Catalyst layers, unlike traditional barrier coatings, can be considered active coatings because they serve multiple functions related to transport (proton, electron, oxygen). Fundamentally, the distribution of the active and inactive materials in the electrode (or microstructure) is largely dependent on the processing step. Typically, catalyst layers are manufactured using scalable methods such as blade coating, slot-die, or spray coating¹. These methods rely on dispersing the active material in a colloidal ink. Catalyst layer inks are examples of biphasic material systems composed of a solid material, a polymer, and a solvent. Nanoscale interactions between the individual constituents can alter macroscopic properties relevant for coating and manufacturing processes (i.e. viscosity, surface tension, aggregation, and rheology)¹. Control over these macroscale properties is important for controlled electrode formation during scalable roll-to-roll manufacturing. Herein, we study a range of formulated inks composed of different solvents (methanol, isopropyl alcohol, octanol, and water), I:C ratios, and surface charges to build correlations between the feedstock material (inks) and electrode structure (coatings)^2,3. We discuss the trade offs between thermodynamic and physics based modeling of ink-based systems to guide and inform ink design and formulation. Finally, this works focuses on drawing correlations between fundamental inks properties and downstream electrode properties (density, porosity, etc.) derived on a custom-made benchtop slot-die system.

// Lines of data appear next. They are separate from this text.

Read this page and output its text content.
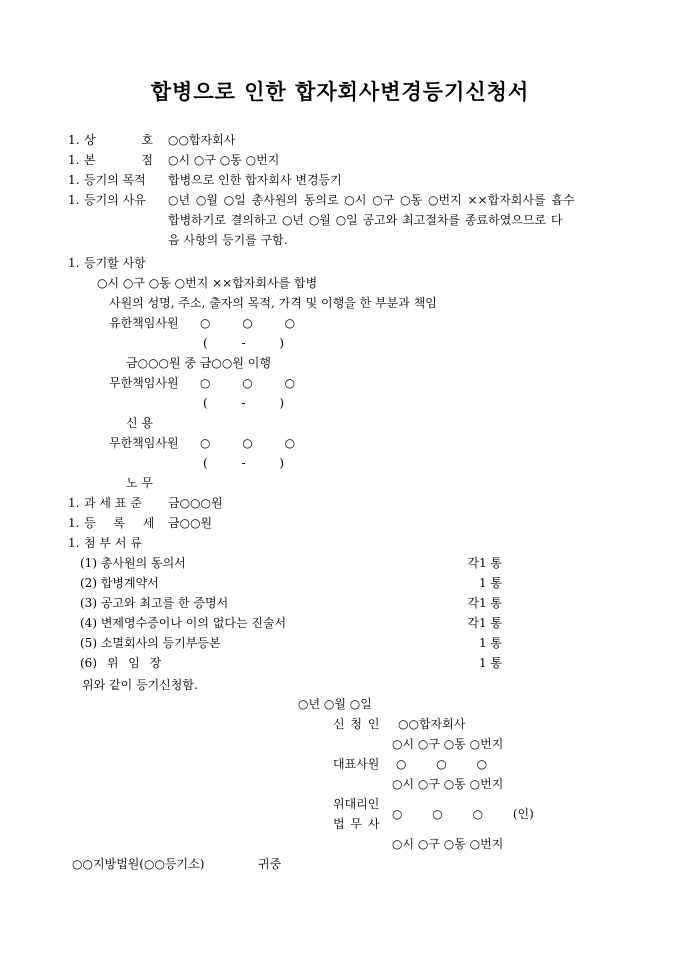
합병으로 인한 합자회사변경등기신청서
1. 상 호 ○○합자회사
1. 본 점 ○시 ○구 ○동 ○번지
1. 등기의 목적 합병으로 인한 합자회사 변경등기
1. 등기의 사유 ○년 ○월 ○일 총사원의 동의로 ○시 ○구 ○동 ○번지 ××합자회사를 흡수
합병하기로 결의하고 ○년 ○월 ○일 공고와 최고절차를 종료하였으므로 다
음 사항의 등기를 구함.
1. 등기할 사항
○시 ○구 ○동 ○번지 ××합자회사를 합병
사원의 성명, 주소, 출자의 목적, 가격 및 이행을 한 부분과 책임
유한책임사원 ○ ○ ○
( - )
금○○○원 중 금○○원 이행
무한책임사원 ○ ○ ○
( - )
신 용
무한책임사원 ○ ○ ○
( - )
노 무
1. 과 세 표 준 금○○○원
1. 등 록 세 금○○원
1. 첨 부 서 류
(1) 총사원의 동의서	각1 통
(2) 합병계약서	1 통
(3) 공고와 최고를 한 증명서	각1 통
(4) 변제영수증이나 이의 없다는 진술서	각1 통
(5) 소멸회사의 등기부등본	1 통
(6) 위 임 장	1 통
위와 같이 등기신청함.
○년 ○월 ○일
신 청 인 ○○합자회사
○시 ○구 ○동 ○번지
대표사원 ○ ○ ○
○시 ○구 ○동 ○번지
위대리인
법 무 사
○ ○ ○ (인)
○시 ○구 ○동 ○번지
○○지방법원(○○등기소)	귀중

[1] Hatzell, Kelsey B., et al. "Understanding inks for porous-electrode formation." Journal of Materials Chemistry A 5.39 (2017): 20527-20533.

[2] Dixit, Marm B., et al. "Catalyst Layer Ink Interactions That Affect Coatability." Journal of The Electrochemical Society165.5 (2018): F264-F271.

[3] Dixit, Marm, and Kelsey B. Hatzell. "Understanding Binary Interactions and Aging Effects in Catalyst Layer Inks for Controlled Manufacturing." ECS Transactions 80.8 (2017): 301-307.